Faut-il retourner sur la Lune ?
Cela dépend des raisons invoquées. Si c’est seulement pour le prestige et prouver qu’on peut le faire, alors non. C’est d’ailleurs ce que souhaite entreprendre le président Trump, en retournant sur la Lune en 2024. Cette mission ne serait qu’une démonstration de force, sans intérêt scientifique. Cette année, cela fait 50 ans que l’homme a marché sur la Lune. Annoncer une telle mission de reconquête, c’est une façon pour les États-Unis de dire : "On était les meilleurs il y a 50 ans et nous sommes toujours les meilleurs maintenant". Aujourd’hui, tout le monde montre ses muscles. Il y a les Chinois qui ont été avec leur robot motorisé "rover" sur la face cachée de la Lune et il y a les Indiens qui, la semaine passée, ont fait un essai antisatellite. Chacun est en train de montrer ce qu’il sait faire.
Les ressources éventuelles qui se trouvent sur la Lune ne pourraient-elles pas servir à la Terre ?
La présence sur la Lune d’hélium-3 est un faux prétexte pour justifier sa reconquête. Ce n’est pas intéressant. Je dirais même que c’est un leurre car nous ne maîtrisons pas la fusion nucléaire sur Terre. Nous n’en avons donc pas besoin. De plus, il faudrait retourner de larges parcelles de sol sélène pour y extraire l’hélium-3, ce qui serait très compliqué à entreprendre. Si on veut retourner sur la Lune pour y faire de la science, je suis d’accord, bien que cela soit cher.

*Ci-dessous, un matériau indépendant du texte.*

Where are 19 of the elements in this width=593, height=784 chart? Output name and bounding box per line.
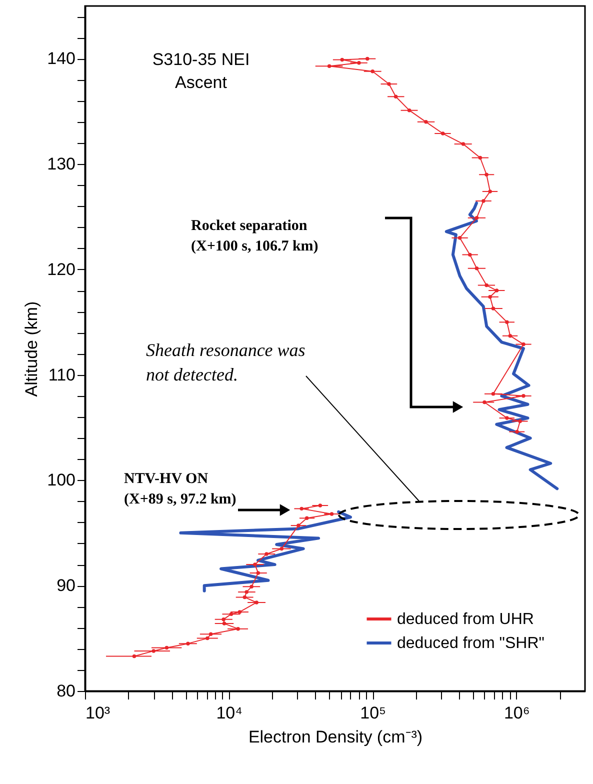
y-axis-title: Altitude (km) xyxy=(22,301,42,397)
legend-label: deduced from "SHR" xyxy=(397,635,544,652)
x-tick-label: 10³ xyxy=(86,704,110,722)
annotation: Rocket separation (X+100 s, 106.7 km) xyxy=(191,218,318,254)
y-tick-label: 130 xyxy=(47,154,76,174)
y-tick-label: 140 xyxy=(47,49,76,68)
y-tick-label: 120 xyxy=(47,260,76,279)
legend-label: deduced from UHR xyxy=(397,611,534,628)
y-tick-label: 90 xyxy=(56,576,76,596)
y-tick-label: 80 xyxy=(56,682,76,700)
annotation: NTV-HV ON (X+89 s, 97.2 km) xyxy=(124,471,236,508)
x-tick-label: 10⁴ xyxy=(216,704,242,722)
y-tick-label: 100 xyxy=(47,470,76,490)
x-tick-label: 10⁶ xyxy=(504,704,530,722)
annotation: S310-35 NEI Ascent xyxy=(152,50,250,92)
x-axis-title: Electron Density (cm⁻³) xyxy=(248,728,423,746)
annotation: Sheath resonance was not detected. xyxy=(146,340,306,384)
x-tick-label: 10⁵ xyxy=(360,704,386,722)
y-tick-label: 110 xyxy=(48,365,76,384)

Avec ce budget, retourner par exemple vers les planètes gazeuses Uranus et Neptune serait sans doute plus utile.
Retourner sur la Lune pour 2024, cela vous semble faisable ?
C’est impossible. Cette mission de Trump qui est donc selon moi un effet d’annonce, plus politique que scientifique, sert à cacher les coupures dans le budget de la Nasa. Il faut savoir que les administrations américaines, quand elles sont en difficulté, prévoient des budgets pour dire au monde entier que les États-Unis vont retourner sur la Lune. George W. Bush avait utilisé ce subterfuge à plusieurs reprises pendant son mandat. Trump aussi. Pendant ce temps, des missions d’observation de la Terre ont été annulées car ce dernier est climatosceptique. Beaucoup disent aussi que le projet Orion (NdlR : vaisseau spatial de la Nasa destiné à transporter un équipage d’astronautes au-delà de l’orbite basse) est en voie d’abandon pour causes budgétaires. Il n’est par ailleurs pas abouti. S’il permet d’atterrir sur la Lune depuis une station en orbite, le mécanisme ne permet pas encore de remonter sur cette même station.
Ce retour souhaité sur la Lune ne risquerait-il pas de raviver des tensions entre les pays afin de s’approprier des parcelles de Lune ?
Officiellement, il existe un traité qui ne permet pas aux États de s’approprier un bout de terrain de la Lune. Ce qui n’est pas extrêmement clair, c’est de savoir si les citoyens de ces pays signataires peuvent s’approprier des parcelles. Il reste enfin à étudier la rentabilité de l’exploitation de la Lune. Concernant l’hélium-3, comme je l’ai dit, la réponse est pour le moment clairement non. L’eau pourrait par contre nous être utile, tout comme l’exploitation des astéroïdes pour leurs teneurs en métaux précieux. Toutes ces études, débats et discussions ne sont pas encore abouties. Au contraire du tourisme spatial...
Entretien : L.V.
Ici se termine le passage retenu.